The 3rd Return from Being Offline

The 3rd Return from Being Offline

... and we're back !!!

Today just so happened to be a standard month of setting-up shop in the new digs. Most of the boxes have been unpacked except for the holiday stuff. I don't think we knew how much decorations we'd amassed over the years and that already included having gotten rid of all the almost decade old disintegrating stuff (which had actually been great for Halloween, by the way).

The only ISP offering fiber in my area had already installed their hardware before we moved in by drilling a hole through brick straight into the middle of the living room wall which limited my options unless I wanted to make another one to feed out from the ONT modem onto CAT6A. As much as I would have loved to forego a separate server room it felt like a blessing of silence when the Mikrotik router was turned off.

And what did it take for me to do that?

I was hoping you'd ask.

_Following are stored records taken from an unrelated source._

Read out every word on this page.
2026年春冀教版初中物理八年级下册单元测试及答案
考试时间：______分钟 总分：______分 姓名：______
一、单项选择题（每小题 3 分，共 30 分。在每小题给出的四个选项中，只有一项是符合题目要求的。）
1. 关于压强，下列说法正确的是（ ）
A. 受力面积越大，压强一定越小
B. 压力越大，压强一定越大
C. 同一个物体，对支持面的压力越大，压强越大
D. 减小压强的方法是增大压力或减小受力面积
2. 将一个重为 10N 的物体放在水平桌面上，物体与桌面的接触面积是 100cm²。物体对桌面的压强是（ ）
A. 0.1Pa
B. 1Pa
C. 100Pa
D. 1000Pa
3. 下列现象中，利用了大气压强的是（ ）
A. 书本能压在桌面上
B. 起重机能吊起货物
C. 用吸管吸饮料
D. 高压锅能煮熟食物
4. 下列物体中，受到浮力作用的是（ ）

But first, here's my server rack hastily recreated in the garage just to get this blog back up and running:

Yes, I know, all those spaghetti cables!

What you don't see is a CAT6A shielded cable snaking 60-feet across open ground from the living room through brick. Instead, there's a black CAT6 cable coming from the UniFi 60W switch down-linked from the PoE injector of the UniFi NanoHD access point into the Mikrotik CRS328-24P-4S+RM switch. Apparently, this works via the magic of how UniFi configures Wi-Fi meshing on access points at the moment and it results in what would have been just power to instead the AP becoming a network media bridge.

I'm not going to complain, the alternative is to pre-order the recently announced official UniFi Bridge, which is currently out of stock. I'm probably still going to order one when it becomes available given some network stability due to the signal having to travel through layers of brick to the detached garage. Or ... I might just consider some kind of upgrade to WiFi 6E/7.

It is pretty interesting starting from scratch. I am now realizing that I had over-engineered (of course!) last time by surrounding all corners of the house with access points, even if I did turn down their transmit signals. This sort of explains why all my IoT devices still preferred to connect to the Unifi 6 Mesh that I'd placed on the roof rather than the nearest access point. So, really, in terms of access point coverage less is more and only add if you really must.

In my next post I'll talk about my experience with finally getting a real UniFi Gateway and the status of the rest of the gear in the rack as a result of that network hardware change.

Until then, Happy New Year of the "Dragon"!